Margaret Elizabeth Bramfitt was the only daughter of George Bramfitt and Mary Jane Birkbeck who married in Houghton le Spring in the last quarter of 1877. George was a coal miner and the couple made their home in Houghton le Spring.
When the census was taken in April 1881 George Addison and Mary Jane lived at 3 Mautland Street with their two year old son George and Mary Jane was expecting her second child, another son who they named Arthur.
Margaret was born in the summer of 1883 and sadly Arthur died in March 1885. Mary Jane died in May 1886, aged just 28 leaving George with two small children to provide for and bring up alone.
In the summer of 1887 George married Isabella Nicholson, a dressmaker who lived in Houghton le Spring. The family still lived in Maitland Street, where Isabella cared for young George and Margaret before having children of her own.
By the time the next census return was made in April 1891, Isabella had had two sons, Thomas and Arthur. The family grew over the next few years with the addition of two more sons and a daughter. By the spring of 1894 they moved to 3 Bowlby Street and George had been promoted to deputy overman at the pit.
In 1901, the family was still living on Bowlby Street and Margaret’s older brother was working at the pit with his father. Two of Isabella’s children had died in infancy, leaving Thomas, Arthur and the youngest, Fred, at home. Margaret, at 17 would have left school but doesn’t appear to have been going out to work; she was likely helping Isabella at home.
By 1905, the family had moved to Bolsover in Derbyshire and in 1911 lived at Castle Villas; a terrace of properties built in 1894 near Bolsover Castle as homes for colliery officials. These houses were bigger than the homes built for colliery workers in the nearby ‘model village’. The family attended Bolsover Wesleyan church, with Margaret involved in work in the church as well as teaching Sunday School there. Her half brother Thomas played the organ there for many years. Margaret’s father George died aged 62 in January 1917 and was buried in Bolsover.

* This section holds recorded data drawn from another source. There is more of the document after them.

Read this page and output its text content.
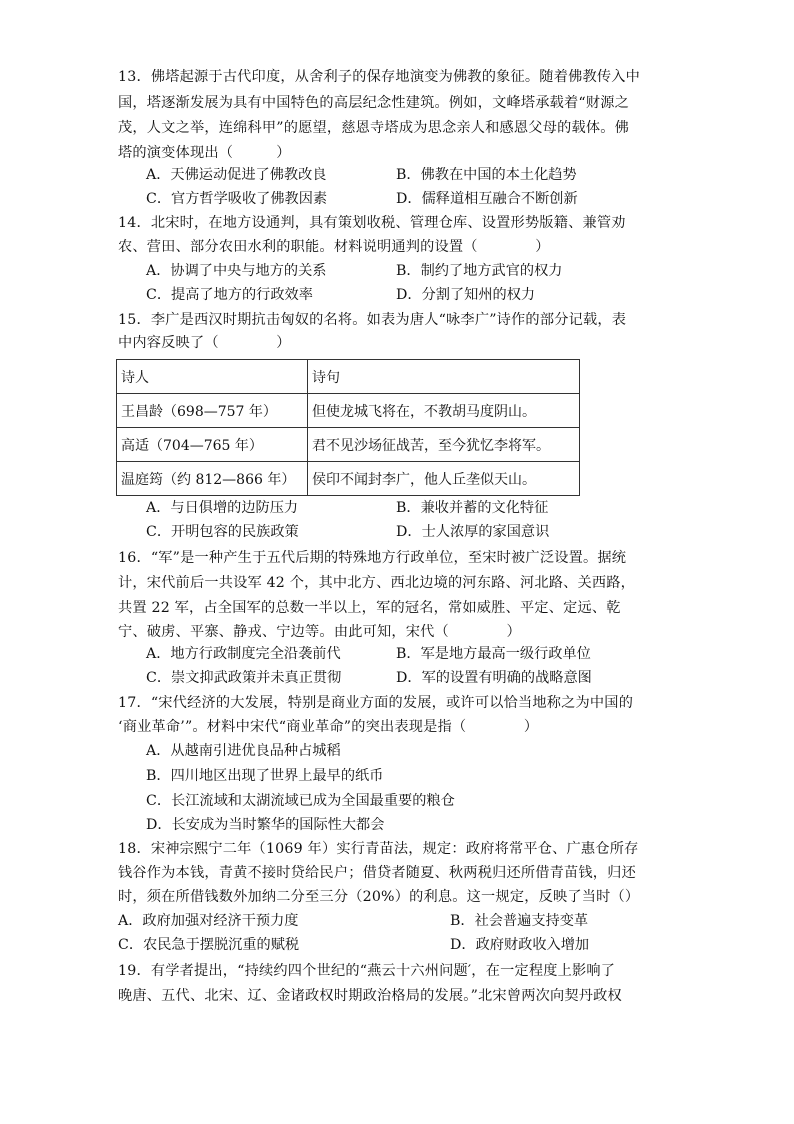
13．佛塔起源于古代印度，从舍利子的保存地演变为佛教的象征。随着佛教传入中
国，塔逐渐发展为具有中国特色的高层纪念性建筑。例如，文峰塔承载着“财源之
茂，人文之举，连绵科甲”的愿望，慈恩寺塔成为思念亲人和感恩父母的载体。佛
塔的演变体现出（　　　）
A．天佛运动促进了佛教改良	B．佛教在中国的本土化趋势
C．官方哲学吸收了佛教因素	D．儒释道相互融合不断创新
14．北宋时，在地方设通判，具有策划收税、管理仓库、设置形势版籍、兼管劝
农、营田、部分农田水利的职能。材料说明通判的设置（　　　　）
A．协调了中央与地方的关系	B．制约了地方武官的权力
C．提高了地方的行政效率	D．分割了知州的权力
15．李广是西汉时期抗击匈奴的名将。如表为唐人“咏李广”诗作的部分记载，表
中内容反映了（　　　　）
诗人	诗句
王昌龄（698—757 年）	但使龙城飞将在，不教胡马度阴山。
高适（704—765 年）	君不见沙场征战苦，至今犹忆李将军。
温庭筠（约 812—866 年）	侯印不闻封李广，他人丘垄似天山。
A．与日俱增的边防压力	B．兼收并蓄的文化特征
C．开明包容的民族政策	D．士人浓厚的家国意识
16．“军”是一种产生于五代后期的特殊地方行政单位，至宋时被广泛设置。据统
计，宋代前后一共设军 42 个，其中北方、西北边境的河东路、河北路、关西路，
共置 22 军，占全国军的总数一半以上，军的冠名，常如威胜、平定、定远、乾
宁、破虏、平寨、静戎、宁边等。由此可知，宋代（　　　　）
A．地方行政制度完全沿袭前代	B．军是地方最高一级行政单位
C．崇文抑武政策并未真正贯彻	D．军的设置有明确的战略意图
17．“宋代经济的大发展，特别是商业方面的发展，或许可以恰当地称之为中国的
‘商业革命’”。材料中宋代“商业革命”的突出表现是指（　　　　）
A．从越南引进优良品种占城稻
B．四川地区出现了世界上最早的纸币
C．长江流域和太湖流域已成为全国最重要的粮仓
D．长安成为当时繁华的国际性大都会
18．宋神宗熙宁二年（1069 年）实行青苗法，规定：政府将常平仓、广惠仓所存
钱谷作为本钱，青黄不接时贷给民户；借贷者随夏、秋两税归还所借青苗钱，归还
时，须在所借钱数外加纳二分至三分（20%）的利息。这一规定，反映了当时（）
A．政府加强对经济干预力度	B．社会普遍支持变革
C．农民急于摆脱沉重的赋税	D．政府财政收入增加
19．有学者提出，“持续约四个世纪的“燕云十六州问题′，在一定程度上影响了
晚唐、五代、北宋、辽、金诸政权时期政治格局的发展。”北宋曾两次向契丹政权
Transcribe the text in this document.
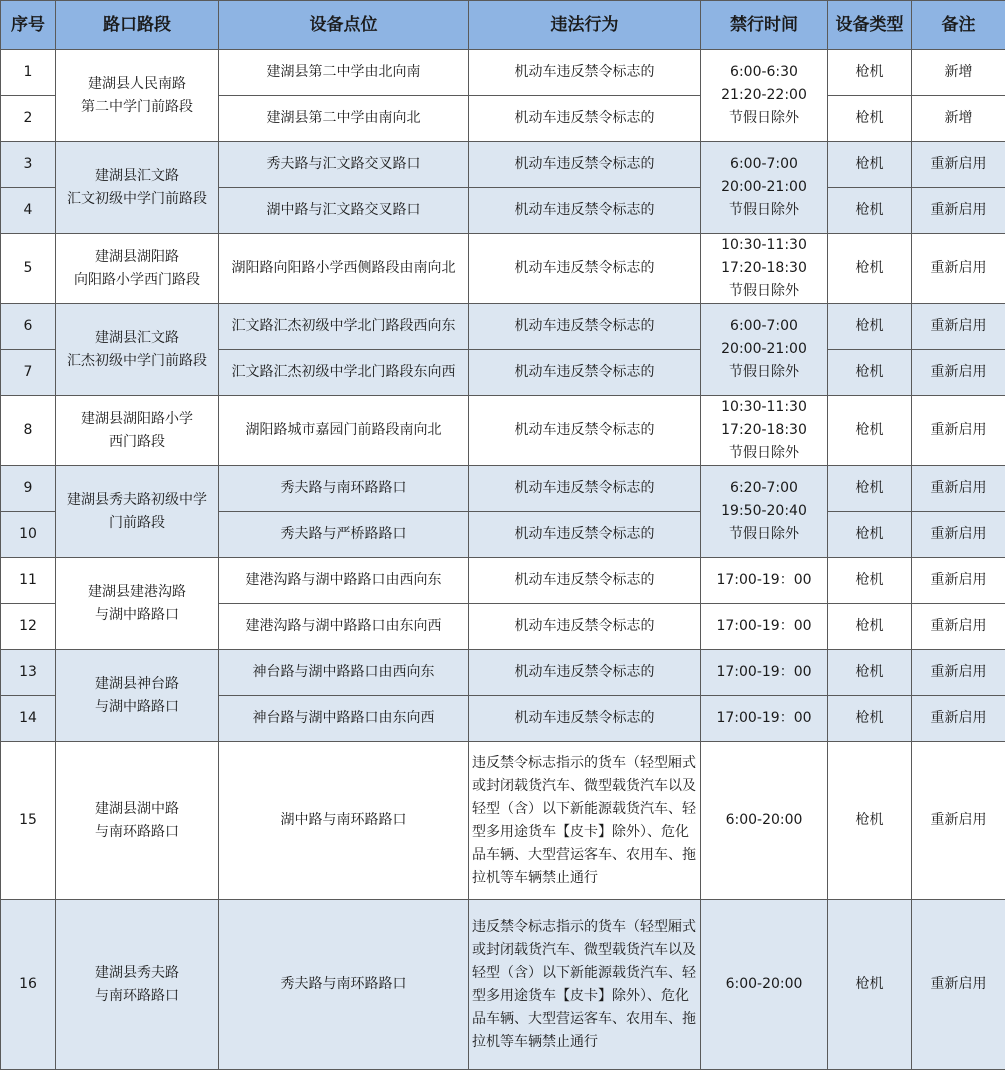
序号	路口路段	设备点位	违法行为	禁行时间	设备类型	备注
1	建湖县人民南路
第二中学门前路段	建湖县第二中学由北向南	机动车违反禁令标志的	6:00-6:30
21:20-22:00
节假日除外	枪机	新增
2		建湖县第二中学由南向北	机动车违反禁令标志的		枪机	新增
3	建湖县汇文路
汇文初级中学门前路段	秀夫路与汇文路交叉路口	机动车违反禁令标志的	6:00-7:00
20:00-21:00
节假日除外	枪机	重新启用
4		湖中路与汇文路交叉路口	机动车违反禁令标志的		枪机	重新启用
5	建湖县湖阳路
向阳路小学西门路段	湖阳路向阳路小学西侧路段由南向北	机动车违反禁令标志的	10:30-11:30
17:20-18:30
节假日除外	枪机	重新启用
6	建湖县汇文路
汇杰初级中学门前路段	汇文路汇杰初级中学北门路段西向东	机动车违反禁令标志的	6:00-7:00
20:00-21:00
节假日除外	枪机	重新启用
7		汇文路汇杰初级中学北门路段东向西	机动车违反禁令标志的		枪机	重新启用
8	建湖县湖阳路小学
西门路段	湖阳路城市嘉园门前路段南向北	机动车违反禁令标志的	10:30-11:30
17:20-18:30
节假日除外	枪机	重新启用
9	建湖县秀夫路初级中学
门前路段	秀夫路与南环路路口	机动车违反禁令标志的	6:20-7:00
19:50-20:40
节假日除外	枪机	重新启用
10		秀夫路与严桥路路口	机动车违反禁令标志的		枪机	重新启用
11	建湖县建港沟路
与湖中路路口	建港沟路与湖中路路口由西向东	机动车违反禁令标志的	17:00-19：00	枪机	重新启用
12		建港沟路与湖中路路口由东向西	机动车违反禁令标志的	17:00-19：00	枪机	重新启用
13	建湖县神台路
与湖中路路口	神台路与湖中路路口由西向东	机动车违反禁令标志的	17:00-19：00	枪机	重新启用
14		神台路与湖中路路口由东向西	机动车违反禁令标志的	17:00-19：00	枪机	重新启用
15	建湖县湖中路
与南环路路口	湖中路与南环路路口	违反禁令标志指示的货车（轻型厢式或封闭载货汽车、微型载货汽车以及轻型（含）以下新能源载货汽车、轻型多用途货车【皮卡】除外）、危化品车辆、大型营运客车、农用车、拖拉机等车辆禁止通行	6:00-20:00	枪机	重新启用
16	建湖县秀夫路
与南环路路口	秀夫路与南环路路口	违反禁令标志指示的货车（轻型厢式或封闭载货汽车、微型载货汽车以及轻型（含）以下新能源载货汽车、轻型多用途货车【皮卡】除外）、危化品车辆、大型营运客车、农用车、拖拉机等车辆禁止通行	6:00-20:00	枪机	重新启用
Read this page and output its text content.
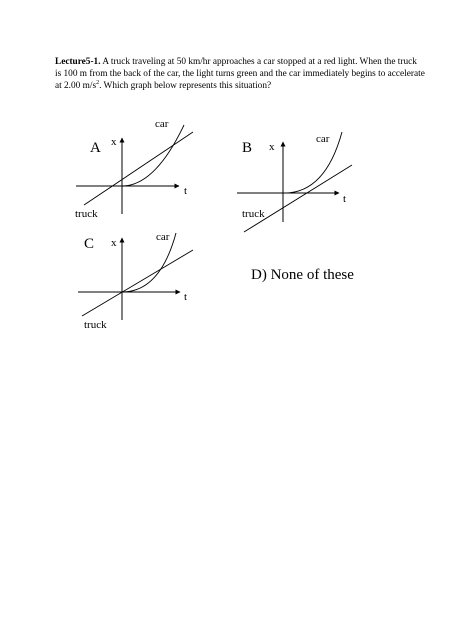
Lecture5-1. A truck traveling at 50 km/hr approaches a car stopped at a red light. When the truck is 100 m from the back of the car, the light turns green and the car immediately begins to accelerate at 2.00 $m/s^2$. Which graph below represents this situation?
A x
t
car
truck
B x
t
car
truck
C x
t
car
truck
D) None of these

On 8 April 1918, Margaret volunteered her services as a nurse to the Red Cross. I have found no evidence to date of whether, or where, she trained, but she was engaged as a nurse. Initially she was at the Bermondsey Military Hospital for ten days then had a week at the 2nd Western General Military Hospital in Manchester before being sent to the New Zealand Military Hospital at Brockenhurst where she served from 26 July until 13 September.
Margaret died aged 35, of a gastric ulcer whilst in service at the Military Hospital Lichfield on 9 December 1918. At the time of writing no report has been found of her funeral service.
Margaret’s life is commemorated in the UK Book of Remembrance and on a brass memorial in Bolsover Methodist church which was dedicated in March 1921 and reads:
‘TO THE GLORY OF GOD AND IN LOVING MEMORY OF NURSE MARGARET ELIZABETH BRAMFITT VAD WHO DIED AT LICHFIELD MILITARY HOSPITAL 9TH DECR. 1918 AGED 35 YEARS A DEVOTED CHRISTIAN WORKER IN CHURCH AND SUNDAY SCHOOL’
Margaret’s stepmother remained in Bolsover for the remainder of her life. When the 1939 Register was taken she and her stepson George were living at 5 Limekiln Fields, Mill Lane. George was recorded as incapacitated (he was blind). Both remained at that address until their death - Isabella in 1946 at the age of 91 and George in 1951 aged 72.